Businesses feel integration pain

Companies are struggling to pull together disparate information stored in their IT systems--and the larger the business the bigger the problem.

Greta James, research director of application integration with Gartner in Australia, said for 20 years companies have been trying to pull together data stored in different databases.

James said that in most medium to large organisations information was stored on a variety of databases and in various formats. James likened it to putting together a jigsaw, with problems arising when a business needs to draw out and bring together this data.

She uses the examples of the healthcare and financial services sectors, where companies need to identify the same person in different databases. Problems can arise identifying the person when, for example, the name is spelt differently in different databases.

Company mergers can also cause headaches, when the new entity needs to marry together the hardware, software and applications from the prior businesses.

According to James, some companies had established super indexes, which allow users to find information by pointing to the same person in different systems.

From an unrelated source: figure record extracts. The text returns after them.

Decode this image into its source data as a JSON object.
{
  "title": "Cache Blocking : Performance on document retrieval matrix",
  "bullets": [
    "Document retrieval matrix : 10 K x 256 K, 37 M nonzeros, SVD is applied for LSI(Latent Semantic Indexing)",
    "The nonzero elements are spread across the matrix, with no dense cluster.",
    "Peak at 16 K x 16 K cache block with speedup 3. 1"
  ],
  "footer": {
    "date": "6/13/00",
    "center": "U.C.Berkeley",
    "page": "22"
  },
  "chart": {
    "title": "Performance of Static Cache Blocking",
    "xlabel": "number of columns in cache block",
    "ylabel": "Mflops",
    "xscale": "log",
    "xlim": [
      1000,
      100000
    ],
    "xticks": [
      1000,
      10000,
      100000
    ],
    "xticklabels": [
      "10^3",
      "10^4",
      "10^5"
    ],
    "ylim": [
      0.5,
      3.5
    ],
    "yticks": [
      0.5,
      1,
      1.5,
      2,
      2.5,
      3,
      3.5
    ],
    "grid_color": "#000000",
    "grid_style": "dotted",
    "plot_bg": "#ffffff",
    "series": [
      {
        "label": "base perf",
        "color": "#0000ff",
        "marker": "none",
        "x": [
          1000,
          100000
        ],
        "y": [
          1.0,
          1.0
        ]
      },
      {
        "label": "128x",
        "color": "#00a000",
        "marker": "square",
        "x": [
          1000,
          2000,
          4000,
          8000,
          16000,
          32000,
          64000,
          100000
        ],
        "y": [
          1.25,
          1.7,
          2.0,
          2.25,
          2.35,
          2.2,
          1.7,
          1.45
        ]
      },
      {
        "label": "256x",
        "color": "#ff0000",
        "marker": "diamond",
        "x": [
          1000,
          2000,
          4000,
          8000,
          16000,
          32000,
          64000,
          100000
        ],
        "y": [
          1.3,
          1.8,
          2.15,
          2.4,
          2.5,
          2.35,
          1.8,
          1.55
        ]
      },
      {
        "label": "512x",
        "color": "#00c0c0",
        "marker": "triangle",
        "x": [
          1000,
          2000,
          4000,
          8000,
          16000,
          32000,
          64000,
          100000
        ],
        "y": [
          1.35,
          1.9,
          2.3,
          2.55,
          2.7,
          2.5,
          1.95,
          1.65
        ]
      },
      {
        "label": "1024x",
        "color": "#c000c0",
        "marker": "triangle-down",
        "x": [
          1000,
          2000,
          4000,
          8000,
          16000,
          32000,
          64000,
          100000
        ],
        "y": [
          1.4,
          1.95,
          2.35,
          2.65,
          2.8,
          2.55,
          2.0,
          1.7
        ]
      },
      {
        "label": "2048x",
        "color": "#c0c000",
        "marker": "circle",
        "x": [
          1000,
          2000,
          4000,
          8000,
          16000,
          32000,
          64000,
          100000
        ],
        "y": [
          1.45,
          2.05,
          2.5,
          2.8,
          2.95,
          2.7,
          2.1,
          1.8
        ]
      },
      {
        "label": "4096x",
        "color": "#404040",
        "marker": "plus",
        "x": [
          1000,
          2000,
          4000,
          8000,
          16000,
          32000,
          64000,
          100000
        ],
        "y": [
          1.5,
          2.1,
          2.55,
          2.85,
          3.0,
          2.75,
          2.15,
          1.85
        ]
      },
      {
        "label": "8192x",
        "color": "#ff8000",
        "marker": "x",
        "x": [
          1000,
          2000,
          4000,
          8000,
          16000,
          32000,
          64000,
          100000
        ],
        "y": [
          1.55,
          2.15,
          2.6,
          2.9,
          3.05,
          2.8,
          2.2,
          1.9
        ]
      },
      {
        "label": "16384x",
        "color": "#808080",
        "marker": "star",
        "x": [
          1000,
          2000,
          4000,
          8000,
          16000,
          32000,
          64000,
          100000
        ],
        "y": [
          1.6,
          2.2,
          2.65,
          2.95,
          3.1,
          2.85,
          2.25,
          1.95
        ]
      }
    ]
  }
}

Merged companies may also undertake projects to consolidate disparate systems, although she warned that these have the potential to take a lot of time and money.

IBM has been talking up the move by businesses towards integration at its DeveloperWorks Live conference in San Francisco, with Steve Mills, senior VP and group executive at IBM Software, predicting that the use of business process integration will grow dramatically within the next five years.

IBM has announced an initiative code-named Xperanto, which the company's engineer and director of information integration, Nelson Matos, described as being all about addressing the customer pain point.

Matos said that although in the past integration had been an IT problem, it's increasingly becoming a business issue for organisations as they go through the pain of putting a solution together.

He sees one of the major issues in this area as information integration--the ability to integrate any form of data. "Customers have invested [in the IT infrastructure]--they can't throw away that investment and replace it with something else," Matos said.

Vivienne Fisher travelled to DeveloperWorks Live in San Francisco as a guest of IBM.